Clinton plan would circumvent Congress
Gibbons Seeks to Spike
Federal Rivers Proposal

Nevada Congressman Jim Gibbons this week co-sponsored legislation to block a Clinton Administration attempt to facilitate federal takeovers of America's rivers.
Entitled the American Heritage Rivers Initiative, the administration program was first announced by President Clinton in his February State of the Union address and then published May 19 in the Federal Register.
"I will designate 10 American Heritage Rivers to help communities along side them revitalize their waterfronts and clean up pollution in the rivers," said Clinton in his address.
However, Congress had already rejected a more grandiose version of the plan, the American Heritage Areas Act, in the final day's of last year's session, as a threat to property rights and as a not-so- disguised push for national land-use planning.
The rejected bill asked Congress to designate vast stretches of the country as "heritage zones" based on historical, cultural or natural characteristics. Included as targets for designation were a number of river systems.
Unlike its predecessor, the American Rivers program is projected by the administration to operate only within the Executive Branch, without Congressional approval or oversight.
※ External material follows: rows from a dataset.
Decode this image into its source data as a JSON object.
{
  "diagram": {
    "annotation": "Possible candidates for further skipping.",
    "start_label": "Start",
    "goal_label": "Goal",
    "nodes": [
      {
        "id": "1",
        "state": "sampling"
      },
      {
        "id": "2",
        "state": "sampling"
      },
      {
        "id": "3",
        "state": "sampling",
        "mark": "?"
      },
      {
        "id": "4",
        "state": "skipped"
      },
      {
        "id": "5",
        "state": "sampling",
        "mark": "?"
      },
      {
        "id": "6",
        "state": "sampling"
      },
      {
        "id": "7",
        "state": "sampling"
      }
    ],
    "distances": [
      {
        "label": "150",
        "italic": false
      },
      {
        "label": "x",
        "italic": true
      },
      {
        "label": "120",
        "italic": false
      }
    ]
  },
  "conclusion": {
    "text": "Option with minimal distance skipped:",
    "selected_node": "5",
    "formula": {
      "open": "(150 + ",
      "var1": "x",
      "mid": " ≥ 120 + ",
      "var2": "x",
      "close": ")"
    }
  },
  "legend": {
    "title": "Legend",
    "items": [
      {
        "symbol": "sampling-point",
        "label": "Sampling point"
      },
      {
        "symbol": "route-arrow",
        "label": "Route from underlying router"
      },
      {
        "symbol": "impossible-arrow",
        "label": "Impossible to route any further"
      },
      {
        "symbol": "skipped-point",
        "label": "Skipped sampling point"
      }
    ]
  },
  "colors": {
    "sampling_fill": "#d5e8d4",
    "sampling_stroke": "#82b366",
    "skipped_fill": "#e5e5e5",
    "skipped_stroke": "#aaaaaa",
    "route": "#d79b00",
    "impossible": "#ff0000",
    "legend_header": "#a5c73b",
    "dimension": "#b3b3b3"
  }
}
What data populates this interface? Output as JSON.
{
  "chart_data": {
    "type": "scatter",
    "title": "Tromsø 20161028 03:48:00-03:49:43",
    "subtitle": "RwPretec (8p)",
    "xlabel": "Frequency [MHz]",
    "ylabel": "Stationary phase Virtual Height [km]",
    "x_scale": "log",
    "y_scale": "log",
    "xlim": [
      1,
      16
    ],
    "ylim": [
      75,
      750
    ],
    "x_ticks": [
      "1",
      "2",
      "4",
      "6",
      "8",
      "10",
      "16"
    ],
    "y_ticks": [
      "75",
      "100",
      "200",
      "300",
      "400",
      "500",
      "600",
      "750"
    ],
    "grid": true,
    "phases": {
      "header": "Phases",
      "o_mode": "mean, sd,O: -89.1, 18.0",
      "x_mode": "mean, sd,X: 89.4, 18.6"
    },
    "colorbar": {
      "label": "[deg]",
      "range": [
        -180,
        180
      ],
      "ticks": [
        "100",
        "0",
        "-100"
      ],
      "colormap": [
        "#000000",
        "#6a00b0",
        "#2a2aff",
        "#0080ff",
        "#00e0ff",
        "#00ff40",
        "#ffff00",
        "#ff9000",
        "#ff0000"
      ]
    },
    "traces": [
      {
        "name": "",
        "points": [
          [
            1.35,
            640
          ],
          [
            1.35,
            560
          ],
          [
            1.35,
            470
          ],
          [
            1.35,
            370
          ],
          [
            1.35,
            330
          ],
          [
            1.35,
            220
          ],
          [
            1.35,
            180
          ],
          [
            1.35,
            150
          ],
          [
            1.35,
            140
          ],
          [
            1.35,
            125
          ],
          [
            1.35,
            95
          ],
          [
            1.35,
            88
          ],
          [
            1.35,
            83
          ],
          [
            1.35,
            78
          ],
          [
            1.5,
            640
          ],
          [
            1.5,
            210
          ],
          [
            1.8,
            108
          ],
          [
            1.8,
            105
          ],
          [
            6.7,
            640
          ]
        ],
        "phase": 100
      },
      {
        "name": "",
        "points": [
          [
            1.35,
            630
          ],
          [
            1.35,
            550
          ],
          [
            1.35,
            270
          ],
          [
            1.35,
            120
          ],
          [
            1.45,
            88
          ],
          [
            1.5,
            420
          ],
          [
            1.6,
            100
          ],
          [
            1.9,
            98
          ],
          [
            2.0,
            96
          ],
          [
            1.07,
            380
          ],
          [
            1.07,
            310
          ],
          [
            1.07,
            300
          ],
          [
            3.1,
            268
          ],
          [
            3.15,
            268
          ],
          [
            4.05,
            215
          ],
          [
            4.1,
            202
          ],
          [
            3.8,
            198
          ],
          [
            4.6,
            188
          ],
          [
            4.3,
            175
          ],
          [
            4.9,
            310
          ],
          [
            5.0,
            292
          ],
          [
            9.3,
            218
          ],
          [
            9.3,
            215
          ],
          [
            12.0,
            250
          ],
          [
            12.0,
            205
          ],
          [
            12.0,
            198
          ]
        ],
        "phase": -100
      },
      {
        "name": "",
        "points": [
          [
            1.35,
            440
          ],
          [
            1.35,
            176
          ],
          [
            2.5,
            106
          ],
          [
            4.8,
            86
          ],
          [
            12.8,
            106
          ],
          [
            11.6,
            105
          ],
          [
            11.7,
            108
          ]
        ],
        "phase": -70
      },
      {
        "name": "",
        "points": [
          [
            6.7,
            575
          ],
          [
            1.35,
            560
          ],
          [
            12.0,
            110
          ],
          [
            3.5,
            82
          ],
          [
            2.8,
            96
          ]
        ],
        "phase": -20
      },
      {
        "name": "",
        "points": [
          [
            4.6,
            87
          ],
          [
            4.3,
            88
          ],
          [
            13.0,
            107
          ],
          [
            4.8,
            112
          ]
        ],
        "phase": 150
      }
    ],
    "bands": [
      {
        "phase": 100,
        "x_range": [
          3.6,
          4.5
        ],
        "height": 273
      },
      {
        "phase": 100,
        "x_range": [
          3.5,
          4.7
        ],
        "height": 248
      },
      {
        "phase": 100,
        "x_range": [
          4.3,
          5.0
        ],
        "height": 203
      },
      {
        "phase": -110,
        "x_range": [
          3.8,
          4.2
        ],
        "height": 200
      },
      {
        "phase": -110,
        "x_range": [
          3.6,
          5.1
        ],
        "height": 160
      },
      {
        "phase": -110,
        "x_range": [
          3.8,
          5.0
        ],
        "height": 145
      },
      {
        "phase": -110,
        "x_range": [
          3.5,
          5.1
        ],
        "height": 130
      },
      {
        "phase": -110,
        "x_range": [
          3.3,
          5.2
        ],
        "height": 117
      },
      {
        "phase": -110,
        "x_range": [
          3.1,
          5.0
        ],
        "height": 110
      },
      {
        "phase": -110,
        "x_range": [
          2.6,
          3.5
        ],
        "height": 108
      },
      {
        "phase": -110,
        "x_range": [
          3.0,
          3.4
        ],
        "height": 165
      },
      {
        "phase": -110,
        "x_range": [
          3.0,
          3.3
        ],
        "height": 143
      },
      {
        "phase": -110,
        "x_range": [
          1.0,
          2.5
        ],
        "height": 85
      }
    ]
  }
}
Funds and personnel would be reassigned away from Congressionally



designated tasks.
The rivers designated as "American Heritage Rivers" by the president would, under the initiative, receive special federal support in the form of grants, increased services, and greater access to federal programs.
Rivers expected to be on the list, scheduled for announcement later this summer, include the Hudson, the Columbia, the Colorado, and the entire Mississippi, from its headwaters to the Gulf of Mexico.
Helen Chenoweth (R-ID), chief sponsor of the legislation introduced in Congress this week, called the Clinton initiative "the most recent assault by the Clinton administration on private property rights, States rights, and western values," when she first objected to it in a floor speech June 4.
"Just before the Memorial Day work period the Council on Environmental Quality, an unauthorized agency existing on misappropriated funds, I might add, published this proposal in the Federal Register," she said.
Noting that the proposal appeared May 19, 1997, Chenoweth said that "although law requires a 90-day public comment period, this comment period ends


 
June 9, 1997, a mere 3 weeks after its date of publication -- 3 weeks, not 3 months, as the law requires."
Not only did the administration proposal violate the Administrative Procedures Act, she said, it also totally ignored the requirements of the National Environmental Policy Act.
Chenoweth noted that House Resources Committee chairman Don Young, Republican of Alaska, and House Agricultural Committee chairman Bob Smith had written Council on Environmental Quality chairwoman Kathleen A. McGinty, "strongly advising CEQ to extend that comment period to make it legal at least another 90 days. I am sure that the gentlewoman would be wise to follow this advice, and I will enter this letter into the Record."
The administration proposal, said Chenoweth, "is just one in a string of the Clinton administration's attacks on our Western public lands."
R.J. Smith, of the Washington-based Competitive Enterprise Institute, argued "It's safe to say that this is a move towards national land-use control. It brings a federal nexus to a non-federal




area and federal control down onto private land. Once the boundaries of an area are drawn -- let's say 20 miles wide each side of a river, whatever the mandates are for that area -- they'll apply to everyone in it in some way."
Although the Clinton proposal said designations would be community-based and have the support of the local people, Smith dismissed such assurances.
"Are they really asking small farmers, ranchers, and small property owners how they like the idea?" he asked. "No, they are asking the same people who are always involved in programs like this -- the president of the local chamber of commerce, the wealthy and influential, the bankers, and of course all the environmental groups.
"It it were really a community effort, you wouldn't need 14 federal agencies involved in it."
The legislation introduced Tuesday by Chenoweth, and co-sponsored by Gibbons and ten other representatives, is HR 1842. It would terminate further development and implementation of the


 American Heritage Rivers Initiative.
"None of the funds appropriated or otherwise made available to a Federal agency (including the Council on Environmental Quality, the Environmental Protection Agency, and the Department of the Interior)," says the short bill, "may be used to develop, implement, or carry out




the American Heritage Rivers Initiative, as described in the proposal of the Council on Environmental Quality published in the Federal Register on May 19, 1997 (62 Fed. Reg. 27253), or any similar initiative."